Placida. Signor, se l’aggradite, noi stiamo in queste soglie.

Don Fausto avrà piacere di rimanervi allato.
Fausto. In me, signore, avrete un servo e un avvocato.
Berto. Bene, restate meco; alla minor nipote
Darò, qual si conviene, giustissima la dote.
E voi che siete stata, e siete una gran donna,
Di tutta casa mia vi fo donna e madonna.

SCENA ULTIMA.

Don Isidoro e i suddetti.

Isidoro. Che vivano gli sposi. So tutto e mi consolo.

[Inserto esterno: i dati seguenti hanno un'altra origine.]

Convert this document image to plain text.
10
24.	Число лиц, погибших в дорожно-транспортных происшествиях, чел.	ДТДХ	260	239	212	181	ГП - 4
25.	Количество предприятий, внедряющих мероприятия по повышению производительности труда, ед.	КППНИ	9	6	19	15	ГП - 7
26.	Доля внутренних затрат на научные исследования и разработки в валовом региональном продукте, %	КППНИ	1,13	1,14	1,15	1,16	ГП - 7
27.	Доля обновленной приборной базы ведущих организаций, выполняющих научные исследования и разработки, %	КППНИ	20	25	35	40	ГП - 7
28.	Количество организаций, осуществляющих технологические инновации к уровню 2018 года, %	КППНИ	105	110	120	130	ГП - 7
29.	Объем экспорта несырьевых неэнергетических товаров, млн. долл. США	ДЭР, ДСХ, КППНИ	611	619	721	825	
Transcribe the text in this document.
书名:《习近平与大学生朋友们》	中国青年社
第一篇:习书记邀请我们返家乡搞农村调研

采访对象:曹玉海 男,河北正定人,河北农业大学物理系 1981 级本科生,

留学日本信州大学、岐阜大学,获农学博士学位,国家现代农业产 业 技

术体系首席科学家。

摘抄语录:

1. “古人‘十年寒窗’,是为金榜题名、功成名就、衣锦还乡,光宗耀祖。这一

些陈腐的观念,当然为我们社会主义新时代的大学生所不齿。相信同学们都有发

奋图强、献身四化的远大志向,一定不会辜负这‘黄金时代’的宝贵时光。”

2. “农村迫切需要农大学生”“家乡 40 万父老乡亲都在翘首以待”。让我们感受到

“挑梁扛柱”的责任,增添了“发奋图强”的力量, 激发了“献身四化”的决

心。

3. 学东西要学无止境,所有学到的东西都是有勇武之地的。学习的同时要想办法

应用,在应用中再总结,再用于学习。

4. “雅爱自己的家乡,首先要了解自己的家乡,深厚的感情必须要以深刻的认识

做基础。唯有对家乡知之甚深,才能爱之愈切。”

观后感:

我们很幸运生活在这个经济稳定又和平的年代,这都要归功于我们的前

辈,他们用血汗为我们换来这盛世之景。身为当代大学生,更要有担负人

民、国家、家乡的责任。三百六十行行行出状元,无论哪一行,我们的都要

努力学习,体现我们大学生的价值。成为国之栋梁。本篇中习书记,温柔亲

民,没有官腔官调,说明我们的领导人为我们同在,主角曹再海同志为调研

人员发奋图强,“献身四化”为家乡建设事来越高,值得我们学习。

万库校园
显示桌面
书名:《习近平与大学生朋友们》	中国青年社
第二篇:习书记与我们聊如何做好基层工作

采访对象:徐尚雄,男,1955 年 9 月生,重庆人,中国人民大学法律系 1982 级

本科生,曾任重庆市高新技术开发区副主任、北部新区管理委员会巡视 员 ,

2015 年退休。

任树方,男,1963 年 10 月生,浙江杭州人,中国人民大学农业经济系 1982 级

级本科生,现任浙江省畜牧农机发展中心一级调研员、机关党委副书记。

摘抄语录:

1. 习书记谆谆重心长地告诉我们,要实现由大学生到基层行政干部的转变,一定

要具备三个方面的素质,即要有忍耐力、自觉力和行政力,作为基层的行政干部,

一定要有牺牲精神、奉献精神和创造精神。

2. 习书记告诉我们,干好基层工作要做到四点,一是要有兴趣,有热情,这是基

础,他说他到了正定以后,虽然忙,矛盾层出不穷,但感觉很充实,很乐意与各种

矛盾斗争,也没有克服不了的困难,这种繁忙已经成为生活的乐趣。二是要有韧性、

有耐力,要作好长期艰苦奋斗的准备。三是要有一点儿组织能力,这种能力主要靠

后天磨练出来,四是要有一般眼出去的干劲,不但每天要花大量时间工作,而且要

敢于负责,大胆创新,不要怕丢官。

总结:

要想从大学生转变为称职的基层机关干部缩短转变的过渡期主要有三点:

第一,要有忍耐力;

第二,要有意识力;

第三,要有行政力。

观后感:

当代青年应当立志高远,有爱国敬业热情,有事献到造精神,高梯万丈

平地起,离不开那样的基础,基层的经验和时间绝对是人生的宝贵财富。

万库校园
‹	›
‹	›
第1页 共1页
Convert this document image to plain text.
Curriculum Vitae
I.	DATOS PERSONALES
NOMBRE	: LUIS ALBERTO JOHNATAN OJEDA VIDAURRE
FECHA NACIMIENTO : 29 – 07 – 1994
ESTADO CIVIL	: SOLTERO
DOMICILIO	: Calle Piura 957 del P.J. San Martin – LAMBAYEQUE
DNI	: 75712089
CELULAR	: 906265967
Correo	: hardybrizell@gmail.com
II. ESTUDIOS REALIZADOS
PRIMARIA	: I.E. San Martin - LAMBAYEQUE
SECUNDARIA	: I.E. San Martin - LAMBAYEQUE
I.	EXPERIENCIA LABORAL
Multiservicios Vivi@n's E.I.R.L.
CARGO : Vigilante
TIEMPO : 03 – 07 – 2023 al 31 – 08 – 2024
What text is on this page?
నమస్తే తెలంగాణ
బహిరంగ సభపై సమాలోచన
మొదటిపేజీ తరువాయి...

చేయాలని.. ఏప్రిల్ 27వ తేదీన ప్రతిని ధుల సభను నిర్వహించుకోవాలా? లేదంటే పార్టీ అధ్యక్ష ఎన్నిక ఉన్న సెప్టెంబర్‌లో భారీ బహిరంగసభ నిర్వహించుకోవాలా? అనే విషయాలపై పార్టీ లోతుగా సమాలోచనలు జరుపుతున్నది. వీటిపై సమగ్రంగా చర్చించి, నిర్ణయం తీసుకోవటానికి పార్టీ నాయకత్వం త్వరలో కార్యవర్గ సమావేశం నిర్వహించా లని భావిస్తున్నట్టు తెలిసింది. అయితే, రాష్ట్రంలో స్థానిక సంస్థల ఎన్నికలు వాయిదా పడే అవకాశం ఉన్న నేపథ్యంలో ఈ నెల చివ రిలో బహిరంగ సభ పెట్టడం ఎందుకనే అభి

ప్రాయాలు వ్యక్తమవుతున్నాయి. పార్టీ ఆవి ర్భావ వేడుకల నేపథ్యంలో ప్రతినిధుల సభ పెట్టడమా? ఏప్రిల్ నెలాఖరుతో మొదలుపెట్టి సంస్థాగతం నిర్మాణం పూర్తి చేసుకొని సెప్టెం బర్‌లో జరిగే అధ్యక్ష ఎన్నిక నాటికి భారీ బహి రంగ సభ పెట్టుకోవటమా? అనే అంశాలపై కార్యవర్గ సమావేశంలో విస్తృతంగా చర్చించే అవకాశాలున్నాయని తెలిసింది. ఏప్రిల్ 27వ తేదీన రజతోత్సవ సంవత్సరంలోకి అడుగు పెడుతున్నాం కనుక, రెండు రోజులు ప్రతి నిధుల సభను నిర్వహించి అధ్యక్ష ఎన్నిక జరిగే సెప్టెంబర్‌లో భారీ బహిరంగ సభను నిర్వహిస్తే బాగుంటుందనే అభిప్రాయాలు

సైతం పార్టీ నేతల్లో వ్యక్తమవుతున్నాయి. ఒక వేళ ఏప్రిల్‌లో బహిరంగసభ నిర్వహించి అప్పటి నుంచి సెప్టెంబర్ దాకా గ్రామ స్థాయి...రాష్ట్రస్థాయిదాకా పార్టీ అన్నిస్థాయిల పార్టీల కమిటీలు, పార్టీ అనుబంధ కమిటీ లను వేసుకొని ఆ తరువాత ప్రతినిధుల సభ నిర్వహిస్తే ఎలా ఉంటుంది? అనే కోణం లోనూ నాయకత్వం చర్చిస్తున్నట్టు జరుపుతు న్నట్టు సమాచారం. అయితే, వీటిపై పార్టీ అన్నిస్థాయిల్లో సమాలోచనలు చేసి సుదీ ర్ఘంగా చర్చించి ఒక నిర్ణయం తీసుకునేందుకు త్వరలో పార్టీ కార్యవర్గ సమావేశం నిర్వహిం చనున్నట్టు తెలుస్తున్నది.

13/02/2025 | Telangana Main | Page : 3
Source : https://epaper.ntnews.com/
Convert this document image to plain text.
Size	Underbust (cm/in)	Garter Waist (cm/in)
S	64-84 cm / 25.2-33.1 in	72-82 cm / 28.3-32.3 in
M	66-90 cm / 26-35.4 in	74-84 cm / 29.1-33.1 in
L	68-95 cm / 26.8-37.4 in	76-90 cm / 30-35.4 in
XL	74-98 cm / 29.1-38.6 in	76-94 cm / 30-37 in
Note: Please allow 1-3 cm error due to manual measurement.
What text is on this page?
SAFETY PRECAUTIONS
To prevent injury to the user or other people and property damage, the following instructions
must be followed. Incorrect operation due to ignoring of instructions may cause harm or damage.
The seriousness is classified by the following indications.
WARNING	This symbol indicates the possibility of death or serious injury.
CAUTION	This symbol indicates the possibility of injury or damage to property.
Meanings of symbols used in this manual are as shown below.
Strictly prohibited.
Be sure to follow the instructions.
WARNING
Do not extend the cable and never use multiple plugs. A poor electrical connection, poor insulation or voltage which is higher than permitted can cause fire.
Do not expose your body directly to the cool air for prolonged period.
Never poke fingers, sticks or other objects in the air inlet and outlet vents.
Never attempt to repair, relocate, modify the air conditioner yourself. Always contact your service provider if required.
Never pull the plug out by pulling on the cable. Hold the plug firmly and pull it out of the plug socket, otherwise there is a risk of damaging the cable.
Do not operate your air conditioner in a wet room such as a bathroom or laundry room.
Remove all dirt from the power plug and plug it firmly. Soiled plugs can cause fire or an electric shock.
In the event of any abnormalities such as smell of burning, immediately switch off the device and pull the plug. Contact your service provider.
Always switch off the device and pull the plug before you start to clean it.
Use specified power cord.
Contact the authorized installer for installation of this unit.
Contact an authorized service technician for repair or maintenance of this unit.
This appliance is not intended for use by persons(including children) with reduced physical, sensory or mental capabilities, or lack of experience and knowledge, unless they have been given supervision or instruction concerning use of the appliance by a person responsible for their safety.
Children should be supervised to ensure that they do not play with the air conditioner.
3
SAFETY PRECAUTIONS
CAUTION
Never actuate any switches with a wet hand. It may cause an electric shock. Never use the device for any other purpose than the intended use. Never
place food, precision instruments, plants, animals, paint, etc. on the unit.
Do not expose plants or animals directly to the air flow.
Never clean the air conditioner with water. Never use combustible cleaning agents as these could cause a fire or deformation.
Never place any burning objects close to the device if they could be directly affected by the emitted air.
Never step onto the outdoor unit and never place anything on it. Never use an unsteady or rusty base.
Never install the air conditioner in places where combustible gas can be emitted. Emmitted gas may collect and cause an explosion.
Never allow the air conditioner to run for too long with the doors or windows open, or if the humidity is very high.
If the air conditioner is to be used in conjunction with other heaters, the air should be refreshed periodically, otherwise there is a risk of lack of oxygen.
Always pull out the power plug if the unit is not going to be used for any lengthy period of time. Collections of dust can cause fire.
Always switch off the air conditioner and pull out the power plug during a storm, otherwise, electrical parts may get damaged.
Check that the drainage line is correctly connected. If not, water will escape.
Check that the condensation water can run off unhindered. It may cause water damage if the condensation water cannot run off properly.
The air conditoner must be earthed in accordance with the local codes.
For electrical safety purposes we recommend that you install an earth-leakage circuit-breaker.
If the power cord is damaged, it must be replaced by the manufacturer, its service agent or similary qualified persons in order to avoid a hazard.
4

Mandai otto pernici a comperar di volo.
Il pane abbrustolito stamane andò in malora,
A cena questa sera sarà più buono ancora.
Placida. Signor, son maritata. Anch’io, come vedete,
Resto padrona in casa col zio, se noi sapete.
Scrocchi non ne vogliamo. Vi venero, vi stimo;
Ma voi di questa casa ve n’anderete il primo.
Isidoro. Don Berto, cosa dite?
Berto.  Oh, lascio fare a lei.
Isidoro. Non mancano le case, signora, ai pari miei.
M’avrà don Sigismondo amico e servitore.
Sigismondo. Sì, un servitor trovatemi, mi farete favore,
Un braccier per la sposa.
Isidoro.  Io, io la servirò.
Luigia. Scrocchi per casa mia? Rispondo, signor no.
Isidoro. Tavola a me non manca, non manca compagnia.
(Dove comandan donne, vi è troppa economia.
Lo troverò ben io, lo troverò sì certo
Un altro baccellone, compagno di don Berto).
(da sè, e parte)
Placida. A compiere le nozze andiam col rito usato.
L’amore e la concordia a noi conservi il fato.